Dass dieser Satz da nichts zu suchen hat, wenn es um prozentuale Rückforderungen geht, liegt auf der Hand. Die Richterin machte den Eindruck, als würde der obige Satz die große Erleuchtung bringen. Dann versuchte ich anhand einiger Rechenbeispiele der Richterin zu erläutern, dass 24 Promille mehr seien als 22 Promille und dass in den Abrechnungen über eine Stornierung 24 Promille hätten einbezogen werden müssen.

Nachdem ich dann den Eindruck gewann, dass auch leichte Rechenbeispiele nicht zu der gewünschten Einsicht führen würde, habe ich dann die Einholung eines Sachverständigengutachtens beantragt.

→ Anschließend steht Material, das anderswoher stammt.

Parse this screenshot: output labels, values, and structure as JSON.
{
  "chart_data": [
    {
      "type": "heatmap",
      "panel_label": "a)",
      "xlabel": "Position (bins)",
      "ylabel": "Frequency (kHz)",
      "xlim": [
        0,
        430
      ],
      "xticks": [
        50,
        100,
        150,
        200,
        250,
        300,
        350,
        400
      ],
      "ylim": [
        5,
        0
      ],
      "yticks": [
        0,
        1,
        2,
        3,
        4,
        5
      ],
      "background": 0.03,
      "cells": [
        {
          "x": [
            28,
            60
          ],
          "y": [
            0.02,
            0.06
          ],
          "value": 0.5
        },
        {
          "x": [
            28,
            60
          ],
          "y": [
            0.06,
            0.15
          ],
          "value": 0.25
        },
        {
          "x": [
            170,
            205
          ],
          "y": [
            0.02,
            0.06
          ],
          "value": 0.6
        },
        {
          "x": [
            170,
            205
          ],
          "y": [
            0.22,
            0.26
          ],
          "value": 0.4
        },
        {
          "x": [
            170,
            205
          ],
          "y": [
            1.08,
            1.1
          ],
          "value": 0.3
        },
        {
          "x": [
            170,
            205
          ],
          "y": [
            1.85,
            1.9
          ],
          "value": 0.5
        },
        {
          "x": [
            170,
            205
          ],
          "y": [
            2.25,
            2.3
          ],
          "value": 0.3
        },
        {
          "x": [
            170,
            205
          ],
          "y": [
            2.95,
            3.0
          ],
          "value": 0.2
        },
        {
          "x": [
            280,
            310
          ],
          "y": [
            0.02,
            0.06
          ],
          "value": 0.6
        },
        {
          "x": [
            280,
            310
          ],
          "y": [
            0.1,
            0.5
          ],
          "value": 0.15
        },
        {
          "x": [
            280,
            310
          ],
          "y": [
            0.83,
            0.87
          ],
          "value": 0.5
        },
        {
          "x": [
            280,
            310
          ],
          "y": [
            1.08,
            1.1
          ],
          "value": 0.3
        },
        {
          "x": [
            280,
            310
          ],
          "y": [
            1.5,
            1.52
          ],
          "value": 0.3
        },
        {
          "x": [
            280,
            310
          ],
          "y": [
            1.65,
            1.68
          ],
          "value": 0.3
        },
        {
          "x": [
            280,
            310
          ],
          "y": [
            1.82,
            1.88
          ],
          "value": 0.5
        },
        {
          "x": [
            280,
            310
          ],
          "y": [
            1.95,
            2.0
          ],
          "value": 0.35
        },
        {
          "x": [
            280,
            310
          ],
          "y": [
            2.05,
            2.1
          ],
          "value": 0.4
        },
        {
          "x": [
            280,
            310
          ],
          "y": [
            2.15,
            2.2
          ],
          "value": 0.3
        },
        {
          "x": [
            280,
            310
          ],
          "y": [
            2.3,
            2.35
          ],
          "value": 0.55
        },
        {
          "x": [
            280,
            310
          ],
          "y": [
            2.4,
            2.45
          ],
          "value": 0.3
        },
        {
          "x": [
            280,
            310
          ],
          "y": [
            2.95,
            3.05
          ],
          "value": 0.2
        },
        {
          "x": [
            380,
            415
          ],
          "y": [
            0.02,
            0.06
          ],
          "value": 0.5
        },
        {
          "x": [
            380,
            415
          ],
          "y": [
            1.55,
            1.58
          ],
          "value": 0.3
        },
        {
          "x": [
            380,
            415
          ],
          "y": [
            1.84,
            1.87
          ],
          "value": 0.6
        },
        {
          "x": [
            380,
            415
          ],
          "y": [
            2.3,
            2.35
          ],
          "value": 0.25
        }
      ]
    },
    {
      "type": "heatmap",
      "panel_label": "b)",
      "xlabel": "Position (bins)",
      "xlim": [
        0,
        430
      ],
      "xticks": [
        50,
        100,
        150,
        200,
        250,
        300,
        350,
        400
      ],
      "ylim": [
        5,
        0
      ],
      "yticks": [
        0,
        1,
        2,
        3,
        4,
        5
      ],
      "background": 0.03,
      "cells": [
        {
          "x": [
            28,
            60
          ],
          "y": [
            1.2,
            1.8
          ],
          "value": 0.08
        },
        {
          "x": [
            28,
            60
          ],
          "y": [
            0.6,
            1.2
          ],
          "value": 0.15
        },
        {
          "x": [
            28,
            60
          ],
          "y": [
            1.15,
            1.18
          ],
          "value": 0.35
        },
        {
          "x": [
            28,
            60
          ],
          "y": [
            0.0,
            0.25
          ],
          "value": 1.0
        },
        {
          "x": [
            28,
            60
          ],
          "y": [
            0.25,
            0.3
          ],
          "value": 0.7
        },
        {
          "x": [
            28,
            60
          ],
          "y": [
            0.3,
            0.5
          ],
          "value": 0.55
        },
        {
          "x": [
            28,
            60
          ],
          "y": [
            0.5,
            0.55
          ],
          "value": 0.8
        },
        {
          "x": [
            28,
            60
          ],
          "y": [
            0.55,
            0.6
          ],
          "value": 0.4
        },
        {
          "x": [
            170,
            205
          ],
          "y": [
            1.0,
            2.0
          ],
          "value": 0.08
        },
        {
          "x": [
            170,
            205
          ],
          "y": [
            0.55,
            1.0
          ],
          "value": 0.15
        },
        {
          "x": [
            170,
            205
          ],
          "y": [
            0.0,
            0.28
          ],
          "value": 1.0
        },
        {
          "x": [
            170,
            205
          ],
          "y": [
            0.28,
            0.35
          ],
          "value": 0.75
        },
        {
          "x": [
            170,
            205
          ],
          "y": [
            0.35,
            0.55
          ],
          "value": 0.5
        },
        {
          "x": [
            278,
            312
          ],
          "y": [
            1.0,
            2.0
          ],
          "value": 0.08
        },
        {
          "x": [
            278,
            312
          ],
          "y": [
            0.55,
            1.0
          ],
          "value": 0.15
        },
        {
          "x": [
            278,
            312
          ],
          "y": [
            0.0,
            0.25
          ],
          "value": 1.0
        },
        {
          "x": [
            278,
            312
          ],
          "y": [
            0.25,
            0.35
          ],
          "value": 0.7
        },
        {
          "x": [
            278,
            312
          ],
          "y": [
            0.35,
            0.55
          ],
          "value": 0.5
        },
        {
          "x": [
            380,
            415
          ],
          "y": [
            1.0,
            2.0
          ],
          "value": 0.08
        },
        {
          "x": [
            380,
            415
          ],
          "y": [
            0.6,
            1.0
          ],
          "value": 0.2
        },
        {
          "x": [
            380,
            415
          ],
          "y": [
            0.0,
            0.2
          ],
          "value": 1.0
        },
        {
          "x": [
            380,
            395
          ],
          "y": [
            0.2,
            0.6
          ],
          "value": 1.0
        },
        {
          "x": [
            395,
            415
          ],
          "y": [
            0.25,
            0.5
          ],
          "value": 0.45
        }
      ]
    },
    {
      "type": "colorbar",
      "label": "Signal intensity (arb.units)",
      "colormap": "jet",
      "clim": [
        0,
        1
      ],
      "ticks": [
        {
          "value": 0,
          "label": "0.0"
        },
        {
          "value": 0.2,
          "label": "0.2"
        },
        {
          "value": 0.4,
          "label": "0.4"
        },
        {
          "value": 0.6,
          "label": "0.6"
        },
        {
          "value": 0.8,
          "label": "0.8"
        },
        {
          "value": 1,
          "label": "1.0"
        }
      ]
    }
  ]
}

Darauf sagte die Richterin, dass dieser Antrag ja ein bisschen spät käme, woraufhin ich entgegnete, dass ich ja nicht wissen konnte, dass das Gericht den Dreisatz nicht beherrschen würde.

Ganz anders der Richter in Schweinfurt: Er nahm nach kurzer Diskussion den Taschenrechner (ja wohl: er hatte einen Taschenrechner!) in die Hand, fragte nach der Versicherungssumme der letzten Jahre, multiplizierte diese mit 2 Promille und kam zu einem Ergebnis von etwa 33.000€.

Um diesen Betrag könnte die Abrechnung bereits falsch sein, analysierte er. Das Verfahren geht weiter.

Respekt, Herr Richter!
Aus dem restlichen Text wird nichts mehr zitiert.